Modernism and organization go together in more than just the corporate world (see Rearranging the Deck Chairs below, on Mad Men). As postwar architects and designers worked to elevate ordinary, well-designed products to the status of museum-quality objects, their best friend was the category. A whole wall of industrial components looks much better than a single example. A table full of simple, solid-color china is sculpture, not dinner. The Good Design shows at the Museum of Modern Art, currently remembered in an exhibit on the museum’s third floor, were exemplars of this approach, and the museum asked the best industrial designers in America to design the shows as well as show their designs.

On a recent trip to MoMA, it was two other exhibits that made me think harder about the power of categories, and to wonder where the museum is going now that capital-M Modern is old hat. The first was the wonderful Waste Not (2005) by Chinese conceptual artist Song Dong, an installation of the wooden frame and contents of his mother’s modest house, a 50-year accumulation of stuff by a woman accustomed to rationing. A pile of this stuff (much of it what we might consider recyclables, if not trash) would be horrifying, but the artist and his mother have sorted it by material, color, function, so that each section tells a story about color or design or accumulation over time. There are glossy paper shopping bags that take up half the floor of the small house, and an icy display of styrofoam packing pieces. There are bowls of all materials and colors, and an islet of shoes. It is art because it is organized, though few objects would individually make it into the design collection.

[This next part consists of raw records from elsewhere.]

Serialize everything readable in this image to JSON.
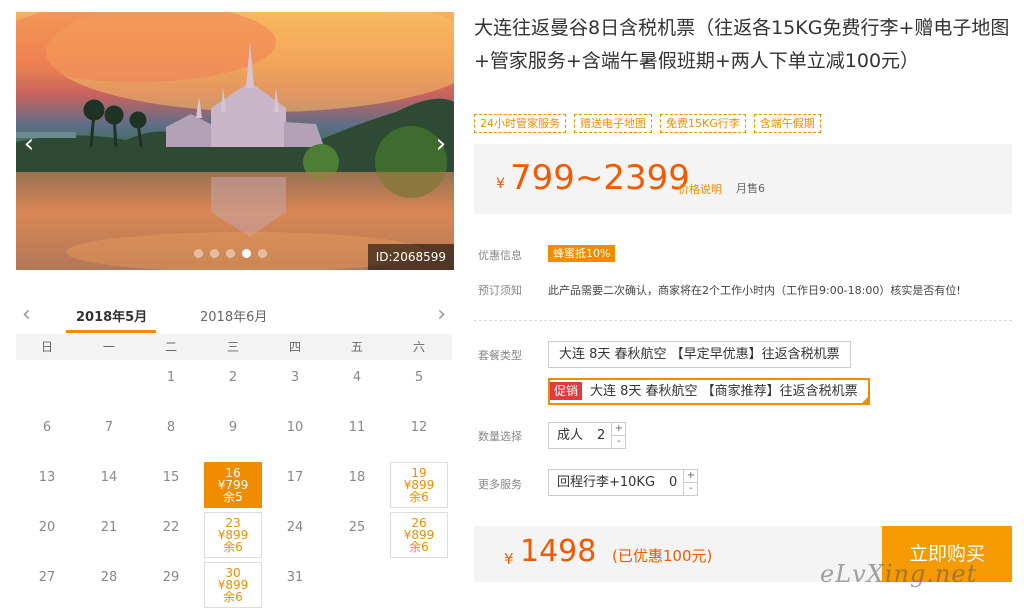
{
  "hero": {
    "id_badge": "ID:2068599",
    "left_arrow": "‹",
    "right_arrow": "›",
    "slide_count": 5,
    "active_slide": 3
  },
  "calendar": {
    "prev": "‹",
    "next": "›",
    "months": [
      "2018年5月",
      "2018年6月"
    ],
    "selected_month": "2018年5月",
    "weekdays": [
      "日",
      "一",
      "二",
      "三",
      "四",
      "五",
      "六"
    ],
    "weeks": [
      [
        {
          "d": ""
        },
        {
          "d": ""
        },
        {
          "d": "1"
        },
        {
          "d": "2"
        },
        {
          "d": "3"
        },
        {
          "d": "4"
        },
        {
          "d": "5"
        }
      ],
      [
        {
          "d": "6"
        },
        {
          "d": "7"
        },
        {
          "d": "8"
        },
        {
          "d": "9"
        },
        {
          "d": "10"
        },
        {
          "d": "11"
        },
        {
          "d": "12"
        }
      ],
      [
        {
          "d": "13"
        },
        {
          "d": "14"
        },
        {
          "d": "15"
        },
        {
          "d": "16",
          "price": "¥799",
          "stock": "余5",
          "state": "selected"
        },
        {
          "d": "17"
        },
        {
          "d": "18"
        },
        {
          "d": "19",
          "price": "¥899",
          "stock": "余6",
          "state": "available"
        }
      ],
      [
        {
          "d": "20"
        },
        {
          "d": "21"
        },
        {
          "d": "22"
        },
        {
          "d": "23",
          "price": "¥899",
          "stock": "余6",
          "state": "available"
        },
        {
          "d": "24"
        },
        {
          "d": "25"
        },
        {
          "d": "26",
          "price": "¥899",
          "stock": "余6",
          "state": "available"
        }
      ],
      [
        {
          "d": "27"
        },
        {
          "d": "28"
        },
        {
          "d": "29"
        },
        {
          "d": "30",
          "price": "¥899",
          "stock": "余6",
          "state": "available"
        },
        {
          "d": "31"
        },
        {
          "d": ""
        },
        {
          "d": ""
        }
      ]
    ]
  },
  "product": {
    "title": "大连往返曼谷8日含税机票（往返各15KG免费行李+赠电子地图+管家服务+含端午暑假班期+两人下单立减100元）",
    "tags": [
      "24小时管家服务",
      "赠送电子地图",
      "免费15KG行李",
      "含端午假期"
    ],
    "price_symbol": "¥",
    "price_range": "799~2399",
    "price_explain": "价格说明",
    "monthly_sales": "月售6"
  },
  "info": {
    "promo_label": "优惠信息",
    "promo_value": "蜂蜜抵10%",
    "notice_label": "预订须知",
    "notice_value": "此产品需要二次确认，商家将在2个工作小时内（工作日9:00-18:00）核实是否有位!"
  },
  "options": {
    "package_label": "套餐类型",
    "packages": [
      {
        "text": "大连 8天 春秋航空 【早定早优惠】往返含税机票",
        "promo": "",
        "selected": false
      },
      {
        "text": "大连 8天 春秋航空 【商家推荐】往返含税机票",
        "promo": "促销",
        "selected": true
      }
    ],
    "quantity_label": "数量选择",
    "quantity_type": "成人",
    "quantity_value": "2",
    "service_label": "更多服务",
    "service_name": "回程行李+10KG",
    "service_value": "0",
    "plus": "+",
    "minus": "-"
  },
  "checkout": {
    "price_symbol": "¥",
    "total": "1498",
    "discount": "(已优惠100元)",
    "buy_label": "立即购买"
  },
  "watermark": "eLvXing.net"
}
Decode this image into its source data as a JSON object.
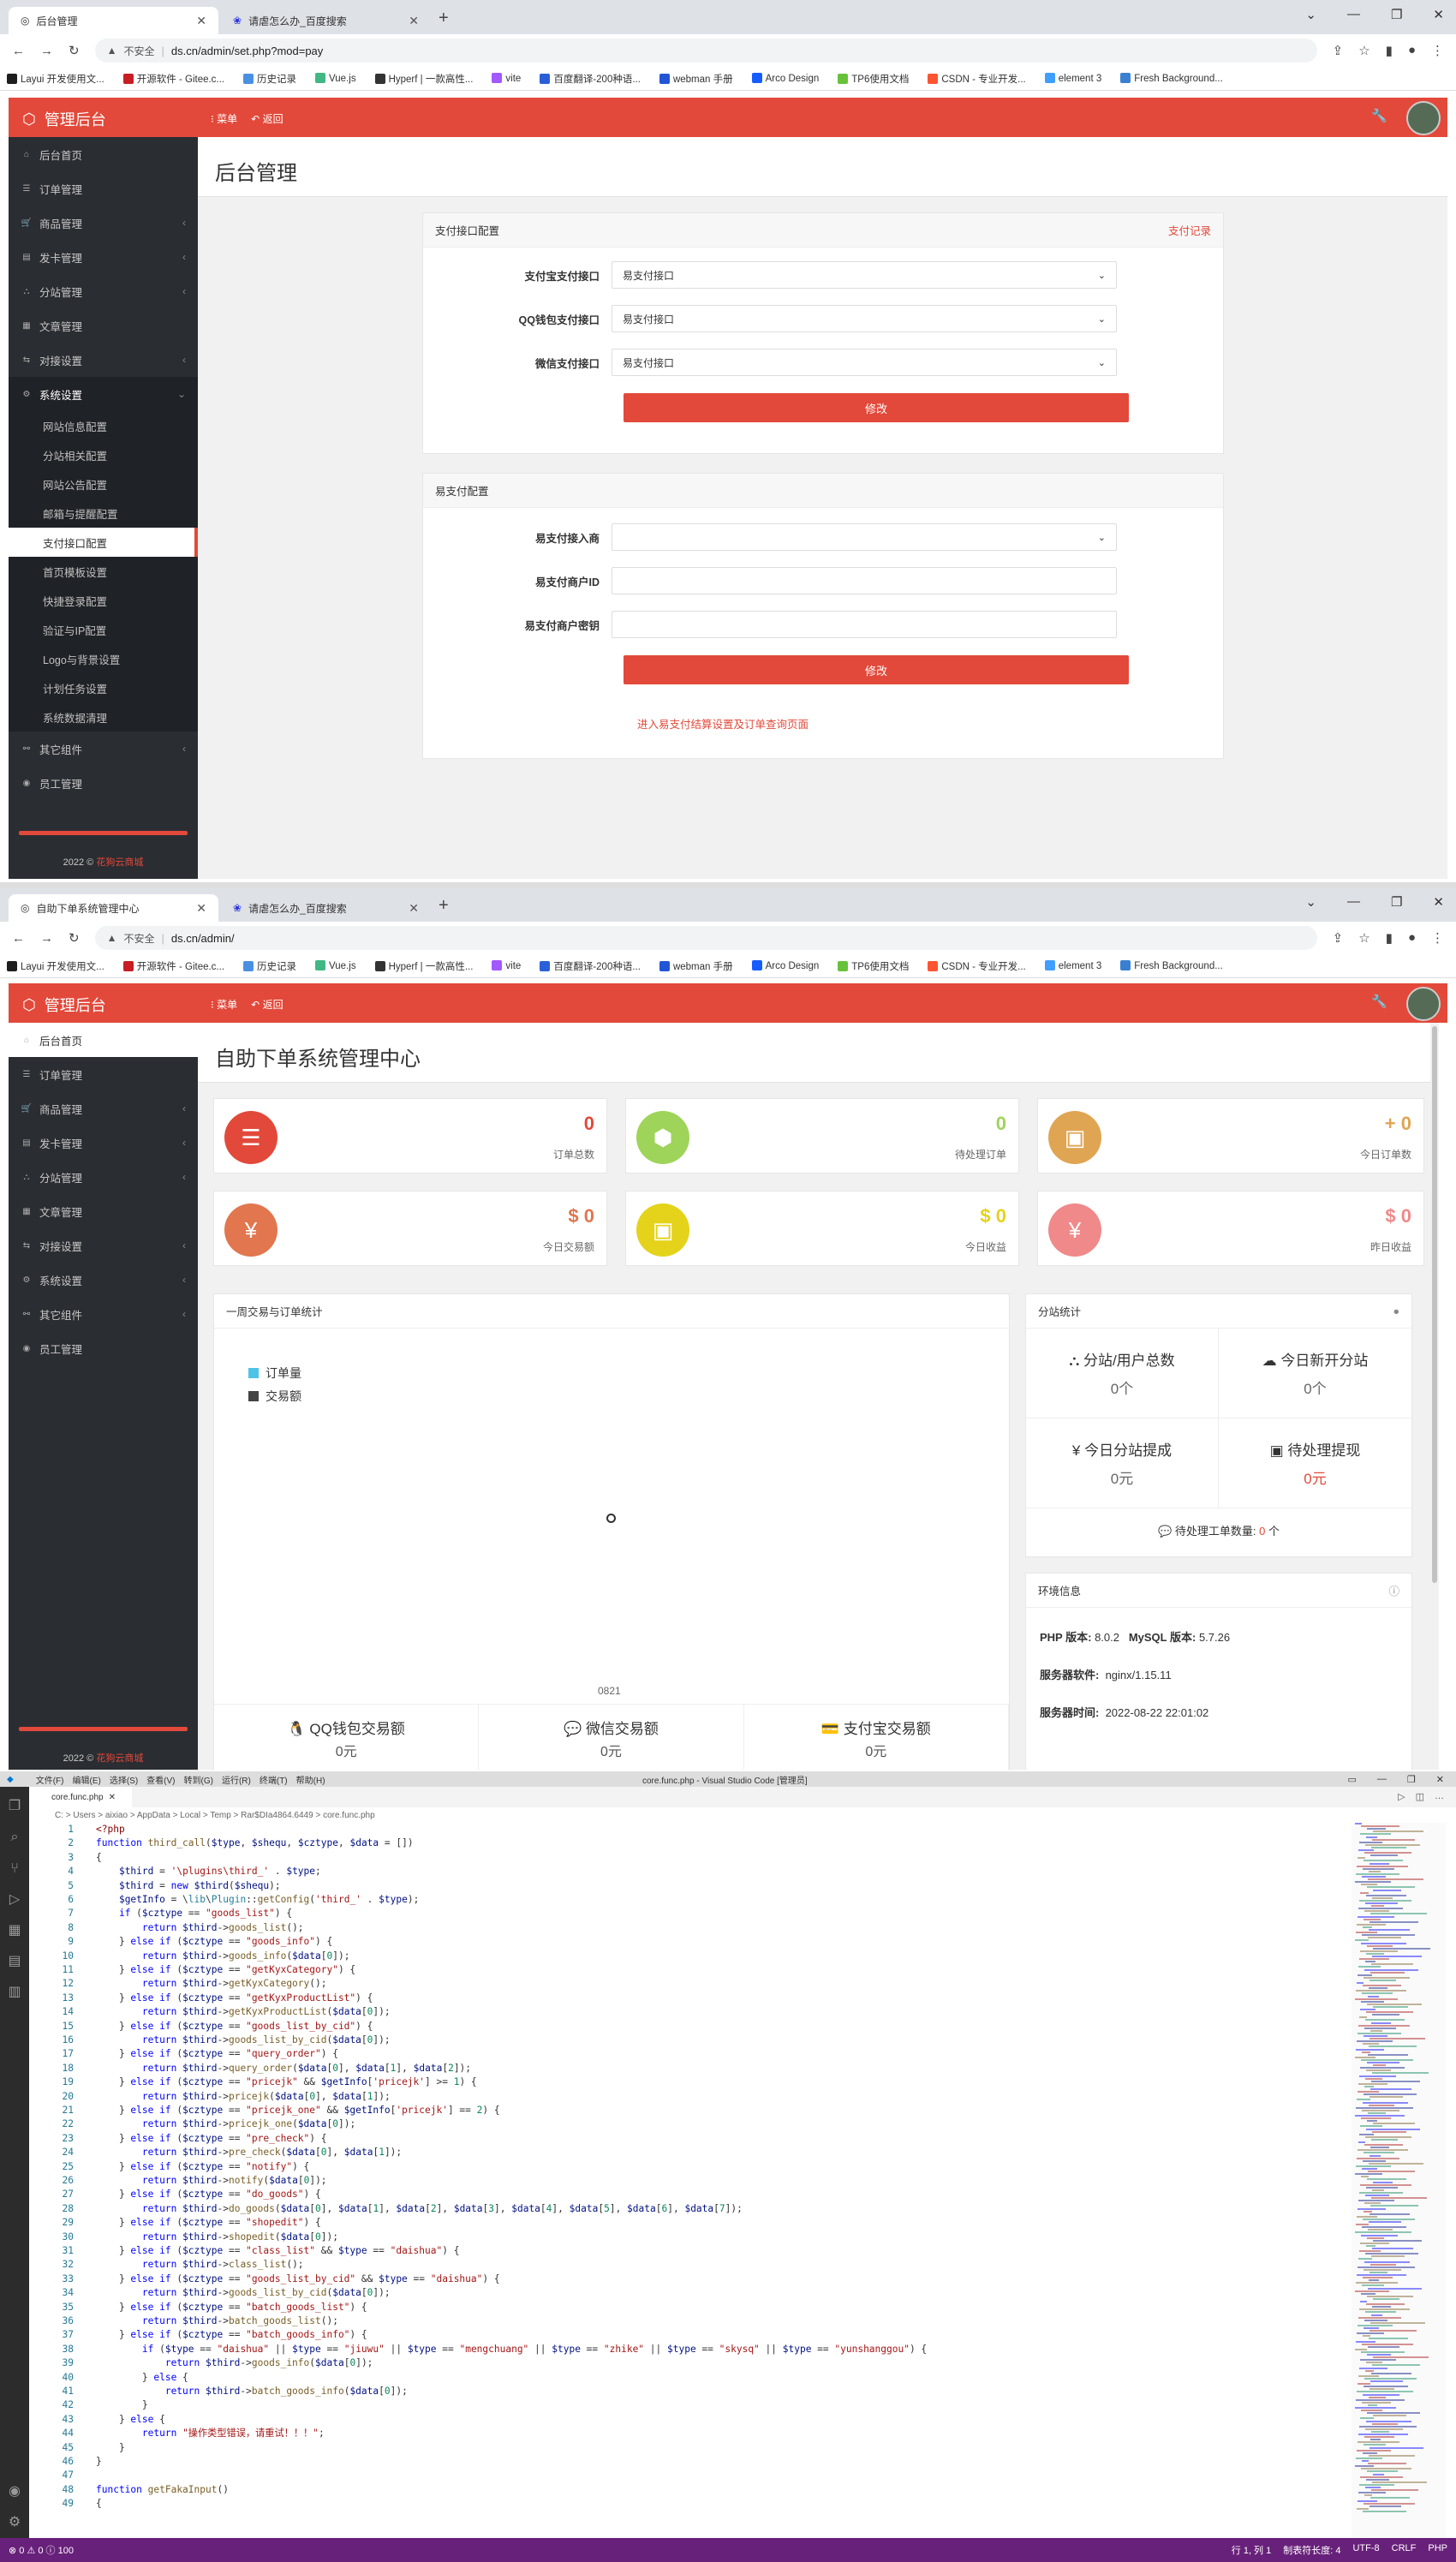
{
  "browser_top": {
    "tabs": [
      "后台管理",
      "请虐怎么办_百度搜索"
    ],
    "url": "ds.cn/admin/set.php?mod=pay",
    "insecure": "不安全"
  },
  "browser_bottom": {
    "tabs": [
      "自助下单系统管理中心",
      "请虐怎么办_百度搜索"
    ],
    "url": "ds.cn/admin/",
    "insecure": "不安全"
  },
  "bookmarks": [
    "Layui 开发使用文...",
    "开源软件 - Gitee.c...",
    "历史记录",
    "Vue.js",
    "Hyperf | 一款高性...",
    "vite",
    "百度翻译-200种语...",
    "webman 手册",
    "Arco Design",
    "TP6使用文档",
    "CSDN - 专业开发...",
    "element 3",
    "Fresh Background..."
  ],
  "bookmark_colors": [
    "#1e1e1e",
    "#c71d23",
    "#4a90e2",
    "#41b883",
    "#333333",
    "#a259ff",
    "#2b5fd9",
    "#2254d6",
    "#165dff",
    "#67c23a",
    "#fc5531",
    "#409eff",
    "#3a80d2"
  ],
  "app": {
    "brand": "管理后台",
    "menu": "菜单",
    "back": "返回",
    "accent": "#e2493a",
    "copyright_year": "2022 ©",
    "copyright_name": "花狗云商城"
  },
  "side_top": [
    "后台首页",
    "订单管理",
    "商品管理",
    "发卡管理",
    "分站管理",
    "文章管理",
    "对接设置",
    "系统设置"
  ],
  "side_sub": [
    "网站信息配置",
    "分站相关配置",
    "网站公告配置",
    "邮箱与提醒配置",
    "支付接口配置",
    "首页模板设置",
    "快捷登录配置",
    "验证与IP配置",
    "Logo与背景设置",
    "计划任务设置",
    "系统数据清理"
  ],
  "side_bottom": [
    "其它组件",
    "员工管理"
  ],
  "side2": [
    "后台首页",
    "订单管理",
    "商品管理",
    "发卡管理",
    "分站管理",
    "文章管理",
    "对接设置",
    "系统设置",
    "其它组件",
    "员工管理"
  ],
  "pay": {
    "title": "后台管理",
    "panel1": {
      "head": "支付接口配置",
      "link": "支付记录",
      "rows": [
        {
          "label": "支付宝支付接口",
          "value": "易支付接口"
        },
        {
          "label": "QQ钱包支付接口",
          "value": "易支付接口"
        },
        {
          "label": "微信支付接口",
          "value": "易支付接口"
        }
      ],
      "btn": "修改"
    },
    "panel2": {
      "head": "易支付配置",
      "rows": [
        {
          "label": "易支付接入商",
          "value": ""
        },
        {
          "label": "易支付商户ID",
          "value": ""
        },
        {
          "label": "易支付商户密钥",
          "value": ""
        }
      ],
      "btn": "修改",
      "link": "进入易支付结算设置及订单查询页面"
    }
  },
  "dash": {
    "title": "自助下单系统管理中心",
    "stats": [
      {
        "value": "0",
        "label": "订单总数",
        "color": "#e2493a",
        "icon": "list-icon",
        "glyph": "☰"
      },
      {
        "value": "0",
        "label": "待处理订单",
        "color": "#9ed45a",
        "icon": "cube-icon",
        "glyph": "⬢"
      },
      {
        "value": "+ 0",
        "label": "今日订单数",
        "color": "#e0a552",
        "icon": "briefcase-icon",
        "glyph": "▣"
      },
      {
        "value": "$ 0",
        "label": "今日交易额",
        "color": "#e2764f",
        "icon": "yen-icon",
        "glyph": "¥"
      },
      {
        "value": "$ 0",
        "label": "今日收益",
        "color": "#e4d31a",
        "icon": "briefcase-icon",
        "glyph": "▣"
      },
      {
        "value": "$ 0",
        "label": "昨日收益",
        "color": "#f0898a",
        "icon": "yen-icon",
        "glyph": "¥"
      }
    ],
    "chart": {
      "head": "一周交易与订单统计",
      "legend": [
        "订单量",
        "交易额"
      ],
      "xtick": "0821"
    },
    "bottom": [
      {
        "label": "QQ钱包交易额",
        "value": "0元"
      },
      {
        "label": "微信交易额",
        "value": "0元"
      },
      {
        "label": "支付宝交易额",
        "value": "0元"
      }
    ],
    "sub": {
      "head": "分站统计",
      "cells": [
        {
          "label": "分站/用户总数",
          "value": "0个"
        },
        {
          "label": "今日新开分站",
          "value": "0个"
        },
        {
          "label": "今日分站提成",
          "value": "0元"
        },
        {
          "label": "待处理提现",
          "value": "0元"
        }
      ],
      "ticket": "待处理工单数量:",
      "ticket_val": "0",
      "ticket_unit": "个"
    },
    "env": {
      "head": "环境信息",
      "php_l": "PHP 版本:",
      "php": "8.0.2",
      "mysql_l": "MySQL 版本:",
      "mysql": "5.7.26",
      "srv_l": "服务器软件:",
      "srv": "nginx/1.15.11",
      "time_l": "服务器时间:",
      "time": "2022-08-22 22:01:02"
    }
  },
  "vscode": {
    "title": "core.func.php - Visual Studio Code [管理员]",
    "menu": [
      "文件(F)",
      "编辑(E)",
      "选择(S)",
      "查看(V)",
      "转到(G)",
      "运行(R)",
      "终端(T)",
      "帮助(H)"
    ],
    "tab": "core.func.php",
    "crumb": "C: > Users > aixiao > AppData > Local > Temp > Rar$DIa4864.6449 > core.func.php",
    "status_left": "⊗ 0 ⚠ 0 ⓘ 100",
    "status_right": [
      "行 1, 列 1",
      "制表符长度: 4",
      "UTF-8",
      "CRLF",
      "PHP"
    ],
    "lines": [
      "<span class=p>&lt;?php</span>",
      "<span class=k>function</span> <span class=f>third_call</span>(<span class=v>$type</span>, <span class=v>$shequ</span>, <span class=v>$cztype</span>, <span class=v>$data</span> = [])",
      "{",
      "    <span class=v>$third</span> = <span class=s>'\\plugins\\third_'</span> . <span class=v>$type</span>;",
      "    <span class=v>$third</span> = <span class=k>new</span> <span class=v>$third</span>(<span class=v>$shequ</span>);",
      "    <span class=v>$getInfo</span> = \\<span class=t2>lib</span>\\<span class=t2>Plugin</span>::<span class=f>getConfig</span>(<span class=s>'third_'</span> . <span class=v>$type</span>);",
      "    <span class=k>if</span> (<span class=v>$cztype</span> == <span class=s>\"goods_list\"</span>) {",
      "        <span class=k>return</span> <span class=v>$third</span>-&gt;<span class=f>goods_list</span>();",
      "    } <span class=k>else if</span> (<span class=v>$cztype</span> == <span class=s>\"goods_info\"</span>) {",
      "        <span class=k>return</span> <span class=v>$third</span>-&gt;<span class=f>goods_info</span>(<span class=v>$data</span>[<span class=n>0</span>]);",
      "    } <span class=k>else if</span> (<span class=v>$cztype</span> == <span class=s>\"getKyxCategory\"</span>) {",
      "        <span class=k>return</span> <span class=v>$third</span>-&gt;<span class=f>getKyxCategory</span>();",
      "    } <span class=k>else if</span> (<span class=v>$cztype</span> == <span class=s>\"getKyxProductList\"</span>) {",
      "        <span class=k>return</span> <span class=v>$third</span>-&gt;<span class=f>getKyxProductList</span>(<span class=v>$data</span>[<span class=n>0</span>]);",
      "    } <span class=k>else if</span> (<span class=v>$cztype</span> == <span class=s>\"goods_list_by_cid\"</span>) {",
      "        <span class=k>return</span> <span class=v>$third</span>-&gt;<span class=f>goods_list_by_cid</span>(<span class=v>$data</span>[<span class=n>0</span>]);",
      "    } <span class=k>else if</span> (<span class=v>$cztype</span> == <span class=s>\"query_order\"</span>) {",
      "        <span class=k>return</span> <span class=v>$third</span>-&gt;<span class=f>query_order</span>(<span class=v>$data</span>[<span class=n>0</span>], <span class=v>$data</span>[<span class=n>1</span>], <span class=v>$data</span>[<span class=n>2</span>]);",
      "    } <span class=k>else if</span> (<span class=v>$cztype</span> == <span class=s>\"pricejk\"</span> &amp;&amp; <span class=v>$getInfo</span>[<span class=s>'pricejk'</span>] &gt;= <span class=n>1</span>) {",
      "        <span class=k>return</span> <span class=v>$third</span>-&gt;<span class=f>pricejk</span>(<span class=v>$data</span>[<span class=n>0</span>], <span class=v>$data</span>[<span class=n>1</span>]);",
      "    } <span class=k>else if</span> (<span class=v>$cztype</span> == <span class=s>\"pricejk_one\"</span> &amp;&amp; <span class=v>$getInfo</span>[<span class=s>'pricejk'</span>] == <span class=n>2</span>) {",
      "        <span class=k>return</span> <span class=v>$third</span>-&gt;<span class=f>pricejk_one</span>(<span class=v>$data</span>[<span class=n>0</span>]);",
      "    } <span class=k>else if</span> (<span class=v>$cztype</span> == <span class=s>\"pre_check\"</span>) {",
      "        <span class=k>return</span> <span class=v>$third</span>-&gt;<span class=f>pre_check</span>(<span class=v>$data</span>[<span class=n>0</span>], <span class=v>$data</span>[<span class=n>1</span>]);",
      "    } <span class=k>else if</span> (<span class=v>$cztype</span> == <span class=s>\"notify\"</span>) {",
      "        <span class=k>return</span> <span class=v>$third</span>-&gt;<span class=f>notify</span>(<span class=v>$data</span>[<span class=n>0</span>]);",
      "    } <span class=k>else if</span> (<span class=v>$cztype</span> == <span class=s>\"do_goods\"</span>) {",
      "        <span class=k>return</span> <span class=v>$third</span>-&gt;<span class=f>do_goods</span>(<span class=v>$data</span>[<span class=n>0</span>], <span class=v>$data</span>[<span class=n>1</span>], <span class=v>$data</span>[<span class=n>2</span>], <span class=v>$data</span>[<span class=n>3</span>], <span class=v>$data</span>[<span class=n>4</span>], <span class=v>$data</span>[<span class=n>5</span>], <span class=v>$data</span>[<span class=n>6</span>], <span class=v>$data</span>[<span class=n>7</span>]);",
      "    } <span class=k>else if</span> (<span class=v>$cztype</span> == <span class=s>\"shopedit\"</span>) {",
      "        <span class=k>return</span> <span class=v>$third</span>-&gt;<span class=f>shopedit</span>(<span class=v>$data</span>[<span class=n>0</span>]);",
      "    } <span class=k>else if</span> (<span class=v>$cztype</span> == <span class=s>\"class_list\"</span> &amp;&amp; <span class=v>$type</span> == <span class=s>\"daishua\"</span>) {",
      "        <span class=k>return</span> <span class=v>$third</span>-&gt;<span class=f>class_list</span>();",
      "    } <span class=k>else if</span> (<span class=v>$cztype</span> == <span class=s>\"goods_list_by_cid\"</span> &amp;&amp; <span class=v>$type</span> == <span class=s>\"daishua\"</span>) {",
      "        <span class=k>return</span> <span class=v>$third</span>-&gt;<span class=f>goods_list_by_cid</span>(<span class=v>$data</span>[<span class=n>0</span>]);",
      "    } <span class=k>else if</span> (<span class=v>$cztype</span> == <span class=s>\"batch_goods_list\"</span>) {",
      "        <span class=k>return</span> <span class=v>$third</span>-&gt;<span class=f>batch_goods_list</span>();",
      "    } <span class=k>else if</span> (<span class=v>$cztype</span> == <span class=s>\"batch_goods_info\"</span>) {",
      "        <span class=k>if</span> (<span class=v>$type</span> == <span class=s>\"daishua\"</span> || <span class=v>$type</span> == <span class=s>\"jiuwu\"</span> || <span class=v>$type</span> == <span class=s>\"mengchuang\"</span> || <span class=v>$type</span> == <span class=s>\"zhike\"</span> || <span class=v>$type</span> == <span class=s>\"skysq\"</span> || <span class=v>$type</span> == <span class=s>\"yunshanggou\"</span>) {",
      "            <span class=k>return</span> <span class=v>$third</span>-&gt;<span class=f>goods_info</span>(<span class=v>$data</span>[<span class=n>0</span>]);",
      "        } <span class=k>else</span> {",
      "            <span class=k>return</span> <span class=v>$third</span>-&gt;<span class=f>batch_goods_info</span>(<span class=v>$data</span>[<span class=n>0</span>]);",
      "        }",
      "    } <span class=k>else</span> {",
      "        <span class=k>return</span> <span class=s>\"操作类型错误，请重试！！！\"</span>;",
      "    }",
      "}",
      "",
      "<span class=k>function</span> <span class=f>getFakaInput</span>()",
      "{"
    ]
  }
}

Meanwhile, up on the 6th floor, the work of British industrial designer Ron Arad has been given a completely disorganized showcase called No Discipline. One of the high-ceilinged special exhibition galleries is now a sort of mirrored discotheque for chairs. I wrote a story about Arad for the New York Times years ago, and found him articulate and thoughful, but I hated his work then and even more so now. His approach to material experimentation is well within the modern tradition, appropriating car seats, carving Corian in new ways, making the club chair tough enough, but he doesn’t care about beauty or simplicity. Part of the MoMA’s original concept of modernism was selection, paring away the awkward and the ungainly, seeing the purest iteration in whatever art form. Arad’s discipline seems to be the opposite of that, but he’s the one selling chairs at sculpture-level prices, while Song Dong’s art is all in the arrangement.